Monday, 18 July 2016

Reading a Paint Surface: Photoshop and Moving into Fabric

  Life has been on hold the last couple of weeks  looking after Ian who had surgery  on 5th July.  He's making progress   but I'm sleeping on the fold up bed which isn't very comfortable and  what sleep I get is punctuated by checking up on him a couple of times during the night.  I have a lot of admiration for full time carers -  hopefully we've only got another week of this .  There's not much time  or energy spare for creativity but I've been  playing around in Photoshop  using photos of my final 2 pieces: adjusting  hue, saturation  and using 'invert' function. I first  used this for the exercises during Elizabeth Barton's Abstract art for quiltmakers as  it inverts tones as well as colour  giving unexpected results. 

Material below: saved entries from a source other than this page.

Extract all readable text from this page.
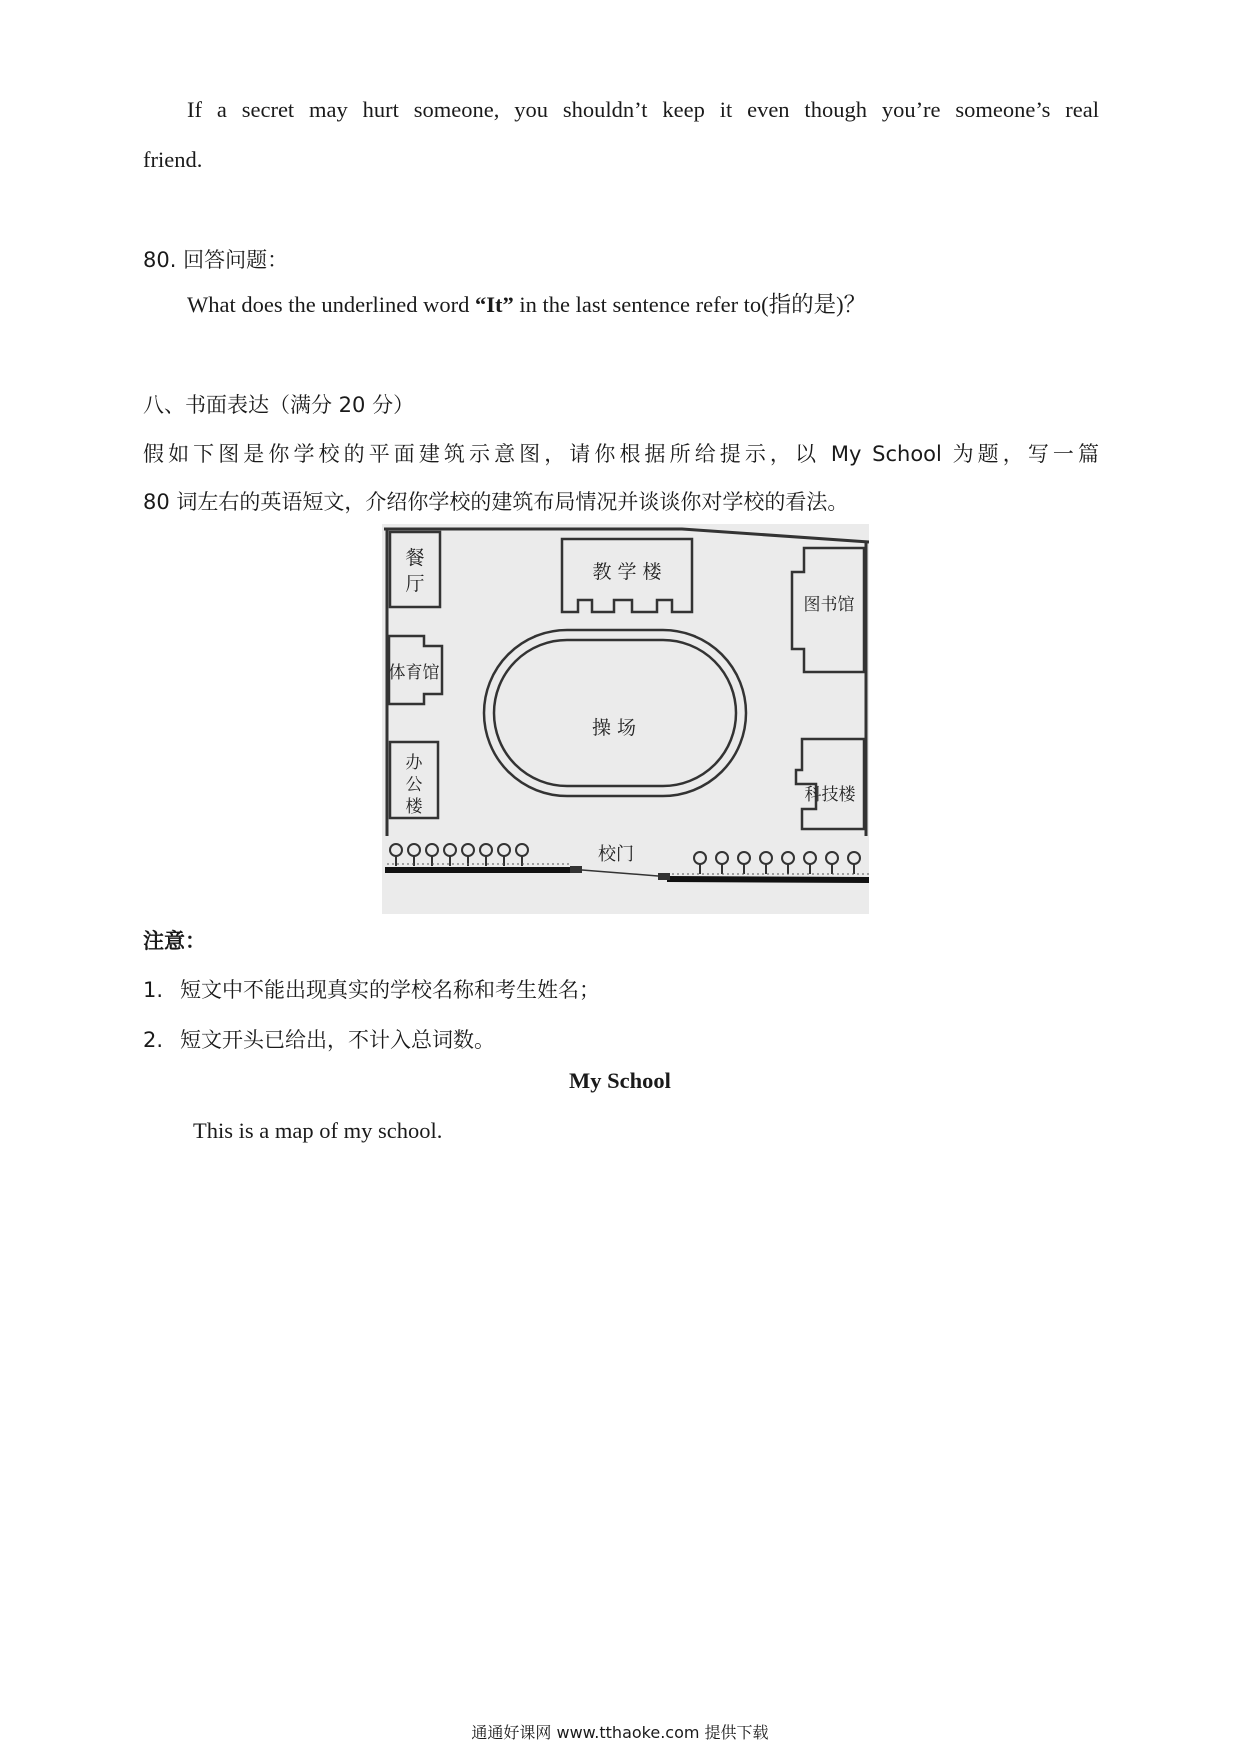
If a secret may hurt someone, you shouldn’t keep it even though you’re someone’s real
friend.
80. 回答问题：
What does the underlined word “It” in the last sentence refer to(指的是)？
八、书面表达（满分 20 分）
假如下图是你学校的平面建筑示意图，请你根据所给提示，以 My School 为题，写一篇
80 词左右的英语短文，介绍你学校的建筑布局情况并谈谈你对学校的看法。
餐
厅
教 学 楼
图书馆
体育馆
操 场
办
公
楼
科技楼
校门
注意：
1. 短文中不能出现真实的学校名称和考生姓名；
2. 短文开头已给出，不计入总词数。
My School
This is a map of my school.
通通好课网 www.tthaoke.com 提供下载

 These 2 pictures, above and below, were the originals, ( cropped to portrait format), the remainder inversion , some of them after changes to hue.

Then these 2  below are changes in hue and saturation of my favourite part of the painting where the layers of paint and brushstrokes are evident.

I've printed most of these out on Jacquard inkjet cotton sheets ( having restocked my supplies with  2 packs of 30 , that should keep me going for a while....)  These are currently marinading on my design wall while I decide how to use them as Journal Quilts .
Also in the post besides  inkjet supplies was a copy of  Jane Dunnewold's  'Creative Strength Training' which I  pre-ordered. I've started reading it  and thinking about the exercises but first I want to crystallise my understanding of  the 'Reading a Paint Surface' course now I've had time to ponder what the take -home messages are for me. By coincidence, this week's  Painters Key's  post 'returning to a cold easel' offers a  different perspective  on the same subject.
“The painting is finished when the idea has disappeared.” (Georges Braque)

1 comment:

Margaret Cooter said...

Inversion, what a fun tool - sometimes the result really makes you think.
And the quote about the idea disappearing - I interpret that as: if your intent for the work is no longer evident to you, abandon the work. But maybe that's a tad on the negative side?
Best wishes for Ian's recovery!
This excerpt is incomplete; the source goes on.